Make the code base more robust by guarding access to the 'ready' flag
with ACCESS_ONCE().

Signed-off-by: Philipp Stanner <phasta@xxxxxxxxxx>
---
drivers/gpu/drm/scheduler/sched_main.c | 17 ++++++++++++++---
1 file changed, 14 insertions(+), 3 deletions(-)

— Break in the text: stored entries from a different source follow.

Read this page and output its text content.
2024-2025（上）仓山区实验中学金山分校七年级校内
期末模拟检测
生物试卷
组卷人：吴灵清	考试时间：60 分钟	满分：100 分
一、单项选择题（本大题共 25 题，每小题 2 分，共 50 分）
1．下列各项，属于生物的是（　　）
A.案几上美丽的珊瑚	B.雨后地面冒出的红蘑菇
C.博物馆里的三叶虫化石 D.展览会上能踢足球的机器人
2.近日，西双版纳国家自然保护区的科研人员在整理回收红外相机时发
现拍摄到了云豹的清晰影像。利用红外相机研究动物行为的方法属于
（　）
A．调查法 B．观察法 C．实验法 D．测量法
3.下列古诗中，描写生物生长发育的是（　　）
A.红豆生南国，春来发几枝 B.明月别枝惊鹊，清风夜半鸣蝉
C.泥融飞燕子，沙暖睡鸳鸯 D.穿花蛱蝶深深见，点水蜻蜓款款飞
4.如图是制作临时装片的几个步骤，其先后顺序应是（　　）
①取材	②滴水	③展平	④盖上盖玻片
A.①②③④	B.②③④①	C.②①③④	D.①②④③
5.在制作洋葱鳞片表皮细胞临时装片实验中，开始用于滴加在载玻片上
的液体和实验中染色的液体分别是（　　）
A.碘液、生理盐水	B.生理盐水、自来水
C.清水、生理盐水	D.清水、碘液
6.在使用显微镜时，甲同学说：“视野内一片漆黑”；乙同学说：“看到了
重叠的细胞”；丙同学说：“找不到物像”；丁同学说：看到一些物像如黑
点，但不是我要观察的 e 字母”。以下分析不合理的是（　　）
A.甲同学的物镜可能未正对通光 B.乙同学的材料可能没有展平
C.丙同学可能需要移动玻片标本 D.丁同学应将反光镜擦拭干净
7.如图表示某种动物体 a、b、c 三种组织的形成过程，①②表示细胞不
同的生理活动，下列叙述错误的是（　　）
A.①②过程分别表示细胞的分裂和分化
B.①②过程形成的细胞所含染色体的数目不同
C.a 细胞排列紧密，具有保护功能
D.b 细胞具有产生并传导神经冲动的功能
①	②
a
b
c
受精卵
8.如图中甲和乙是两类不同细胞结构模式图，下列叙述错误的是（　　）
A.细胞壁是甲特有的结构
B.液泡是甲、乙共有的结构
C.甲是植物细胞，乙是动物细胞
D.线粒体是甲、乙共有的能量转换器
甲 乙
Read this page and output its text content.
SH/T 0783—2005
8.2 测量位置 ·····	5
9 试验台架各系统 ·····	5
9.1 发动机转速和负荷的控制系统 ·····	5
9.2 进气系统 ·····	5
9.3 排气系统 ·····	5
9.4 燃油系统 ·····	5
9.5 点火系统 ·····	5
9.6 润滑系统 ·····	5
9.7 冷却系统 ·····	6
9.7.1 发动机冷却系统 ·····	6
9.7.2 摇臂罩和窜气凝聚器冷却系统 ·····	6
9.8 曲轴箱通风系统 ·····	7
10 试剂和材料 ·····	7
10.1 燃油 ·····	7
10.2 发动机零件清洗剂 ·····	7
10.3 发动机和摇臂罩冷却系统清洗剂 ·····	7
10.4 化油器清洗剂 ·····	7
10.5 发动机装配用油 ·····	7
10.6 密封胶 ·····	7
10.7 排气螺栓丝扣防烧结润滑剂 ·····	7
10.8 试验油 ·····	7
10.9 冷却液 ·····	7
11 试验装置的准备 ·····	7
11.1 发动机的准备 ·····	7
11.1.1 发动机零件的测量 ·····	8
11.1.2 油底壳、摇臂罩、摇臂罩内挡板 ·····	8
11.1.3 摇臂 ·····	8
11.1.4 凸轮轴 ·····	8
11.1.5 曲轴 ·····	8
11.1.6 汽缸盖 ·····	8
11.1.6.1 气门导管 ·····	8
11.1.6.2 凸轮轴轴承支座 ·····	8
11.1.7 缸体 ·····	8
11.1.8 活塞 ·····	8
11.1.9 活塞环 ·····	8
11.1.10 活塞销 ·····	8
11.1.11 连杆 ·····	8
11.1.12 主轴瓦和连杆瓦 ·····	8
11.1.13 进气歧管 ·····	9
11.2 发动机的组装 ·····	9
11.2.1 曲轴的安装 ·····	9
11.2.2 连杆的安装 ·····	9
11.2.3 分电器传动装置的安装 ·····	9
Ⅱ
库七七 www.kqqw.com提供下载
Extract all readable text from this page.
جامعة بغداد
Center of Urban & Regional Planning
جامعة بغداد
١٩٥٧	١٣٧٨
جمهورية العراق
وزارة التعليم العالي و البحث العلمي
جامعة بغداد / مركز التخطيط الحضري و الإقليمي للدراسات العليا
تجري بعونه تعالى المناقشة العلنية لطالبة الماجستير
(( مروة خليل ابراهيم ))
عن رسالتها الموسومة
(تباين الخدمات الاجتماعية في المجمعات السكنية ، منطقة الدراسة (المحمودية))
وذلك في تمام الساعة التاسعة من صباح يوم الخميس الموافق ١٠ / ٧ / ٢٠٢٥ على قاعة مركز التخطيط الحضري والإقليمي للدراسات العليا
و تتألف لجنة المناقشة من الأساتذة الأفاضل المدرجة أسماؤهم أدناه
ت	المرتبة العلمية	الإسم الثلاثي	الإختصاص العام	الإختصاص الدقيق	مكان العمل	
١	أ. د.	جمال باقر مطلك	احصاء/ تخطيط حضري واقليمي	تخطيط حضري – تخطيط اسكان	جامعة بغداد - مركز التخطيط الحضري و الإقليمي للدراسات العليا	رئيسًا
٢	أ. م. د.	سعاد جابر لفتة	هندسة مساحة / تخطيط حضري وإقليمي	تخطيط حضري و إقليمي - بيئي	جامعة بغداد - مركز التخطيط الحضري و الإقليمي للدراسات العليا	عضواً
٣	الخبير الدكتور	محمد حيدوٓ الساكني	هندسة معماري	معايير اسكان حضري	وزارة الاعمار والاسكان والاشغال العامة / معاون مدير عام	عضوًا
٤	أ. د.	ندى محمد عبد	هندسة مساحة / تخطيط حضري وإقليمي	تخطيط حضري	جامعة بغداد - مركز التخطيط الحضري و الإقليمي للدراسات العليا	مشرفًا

diff --git a/drivers/gpu/drm/scheduler/sched_main.c b/drivers/gpu/drm/scheduler/sched_main.c
index d2ca01b31ee4..c4e4ac436a86 100644
--- a/drivers/gpu/drm/scheduler/sched_main.c
+++ b/drivers/gpu/drm/scheduler/sched_main.c
@@ -929,7 +929,7 @@ drm_sched_pick_best(struct drm_gpu_scheduler **sched_list,
for (i = 0; i < num_sched_list; ++i) {
sched = sched_list[i];

- if (!sched->ready) {
+ if (!READ_ONCE(sched->ready)) {
DRM_WARN("scheduler %s is not ready, skipping",
sched->name);
continue;
@@ -1143,7 +1143,18 @@ void drm_sched_fini(struct drm_gpu_scheduler *sched)

if (sched->own_submit_wq)
destroy_workqueue(sched->submit_wq);
- sched->ready = false;
+
+ /* The 'ready' flag only exists in drm_sched because amdgpu uses it to
+ * represent the state of its hardware rings. This problem is related to
+ * the fundamental issue of drm_sched not having a solid, consistent
+ * locking design.
+ *
+ * Obviously, it does not make sense at all to set this flag to false
+ * here, but since it's unclear whether it can ever be removed from
+ * amdgpu's point of view, we guard it here with WRITE_ONCE() to make it
+ * slightly less broken.
+ */
+ WRITE_ONCE(sched->ready, false);

if (!list_empty(&sched->pending_list))
dev_warn(sched->dev, "Tearing down scheduler while jobs are pending!\n");
@@ -1195,7 +1206,7 @@ EXPORT_SYMBOL(drm_sched_increase_karma);
*/
bool drm_sched_wqueue_ready(struct drm_gpu_scheduler *sched)
{
- return sched->ready;
+ return READ_ONCE(sched->ready);
}
EXPORT_SYMBOL(drm_sched_wqueue_ready);


base-commit: 6648301c5bb2ef23f0fb15bcb01d21ff66f36799
--
2.54.0